5 Signs that your coffee marketing is a little too decaf.

June 25, 2013 by

one coffee bean in cupMarketing is like serving up a never-ending feast. And you’re the chef.

What you serve had better be tasty, nutritious and fresh. And guess what…you can’t just serve up just one meal and then go home. This is a never ending feast. Your customers want tasty, nutritious and fresh food every day!

What’s true for food is also true for marketing.

Serving up bland, uninformative and stale marketing and content won’t win you any prizes or customers. Do that and you’re on the road to decaf marketing.

And if you’re not sure whether your marketing is decaf or not, here are 5 signs to watch out for.

Decaf Moment #1: Photos of your coffees or coffee brewers are all shot against a white background

I get it. I understand the need for some shots against white backgrounds for use on your own catalog pages and on external sites like Amazon. However, that doesn’t mean that all your product photos should be shot like this.

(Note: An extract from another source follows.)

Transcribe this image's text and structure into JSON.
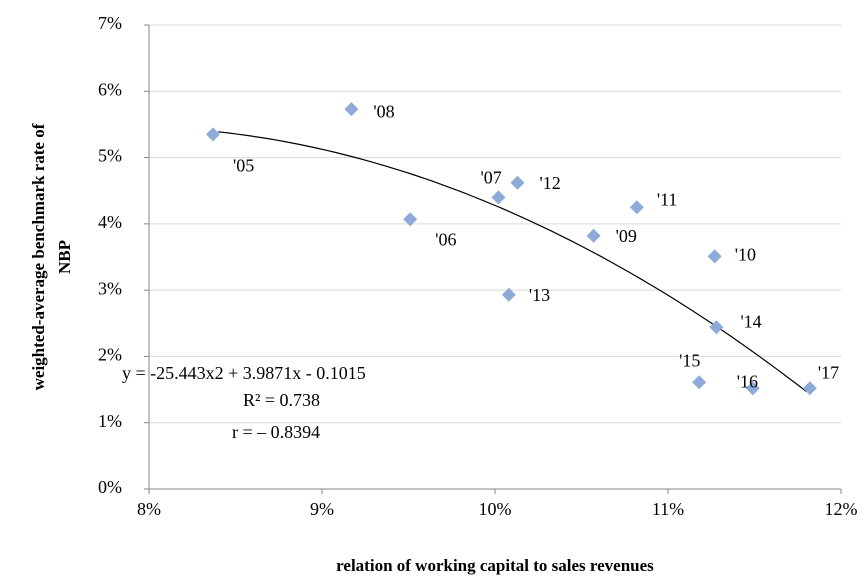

Unless your coffee bag labels or your brewers are amazing enough to find a home in a museum of modern art, they need more than a white background to appeal to prospective customers. A plain shot of a bag of beans is about as enticing as shot of...well, a paper bag.

Why not takes some photos that give your products some context? On a kitchen counter, at the roaster, on a cupping table at a coffee farm, in a coffee shop.

People don’t to spend money on plastic appliances and bags of beans. They spend money for other reasons, ranging from convenience to a love of the coffee-making experience.

Decaf Moment #2: You think an online product sales page with a bland photo and a few words of description is enough to close the sale

Get the photo right and you’re maybe half way there. Now for the words.

On most product pages online, whether for brewers or beans, the text is simply descriptive. It’s all about the facts and the features. This brewer has an 8-cup water reservoir. This coffee comes from Colombia.

That’s it? Really?

You don’t think there is a more powerful way to use language…to hook your readers and make them feel a deep desire to buy your products over any others?

No stories to tell? No videos to share? No growers or roasters to interview? No customer feedback? No pairing suggestions with meals or pastries?

Decaf Moment #3: You don’t keep in touch with your buyers through an e-newsletter or social media

If you sell coffee, you’re lucky. Coffee is addictive. People buy coffee every week of every month, year after year. They can buy your coffees, or someone else’s.

Don’t you think it’s worth keeping in touch with your buyers on a regular basis?

You can do this with an ongoing series of emails or e-newsletters, a blog, a podcast, social media or even a video blog. Tell stories, share what’s new, feature the customer of the week.

Do this well and you’ll not only hang on to your customers for longer, but you’ll turn some of them into raging fans who will share your message with their friends and colleagues.

Decaf Moment #4: You push out just one message for all of your prospective buyers, instead of segmenting your market and your messages

Your market is not just a single homogeneous lump of people, all in one place.

Coffee buyers are aged 18, 88 and every age in between. Some are wealthy and some are not. Some just want a cup of joe each morning while others will pay a premium for a single estate coffee.

When selling a single serve coffee maker, the message that will convince a wealthy couple in the 40s to buy isn’t the same as the message you would use to convince a college student.

Also, different geographic areas of the U.S. are not united in agreement over their preferences when it comes to the blend, weight, color and grind of coffee.

If you try messages designed to fit every group, you’ll never hit the nail on the head for any single group.

Decaf Moment #5: You don’t invest in professional copywriting

This ties back to Moment #2. There are two principal types of writing on any ecommerce website. The first is editorial writing. This can be descriptive, it can involve storytelling, it can be about news and announcements. The second typeof writing is copywriting.

Copywriting is about driving sales. Copywriting is what you need on all your product pages. No, it doesn’t need to be full of hype. Smart copywriting is both an art and a science. And online copywriting is a skill all of its own.

And the best online copywriting can make a massive difference to your conversion rates and sales. (I once rewrote the subscription sales page for a major daily newspaper and conversion rates increased by over 400%.)

In other words, if your sales pages are currently being written by editorial or content writers, instead of copywriters, you are likely leaving a huge amount of money on the table.

Wrapping it up…

Marketing specialty coffee and coffee makers is still a relatively young discipline right now. The market is in a state of flux. New players are appearing every day.

The winners will be those who take a more structured and deliberate approach to selling, and make sure there isn’t even a whiff of decaf in either the planning or execution of their marketing.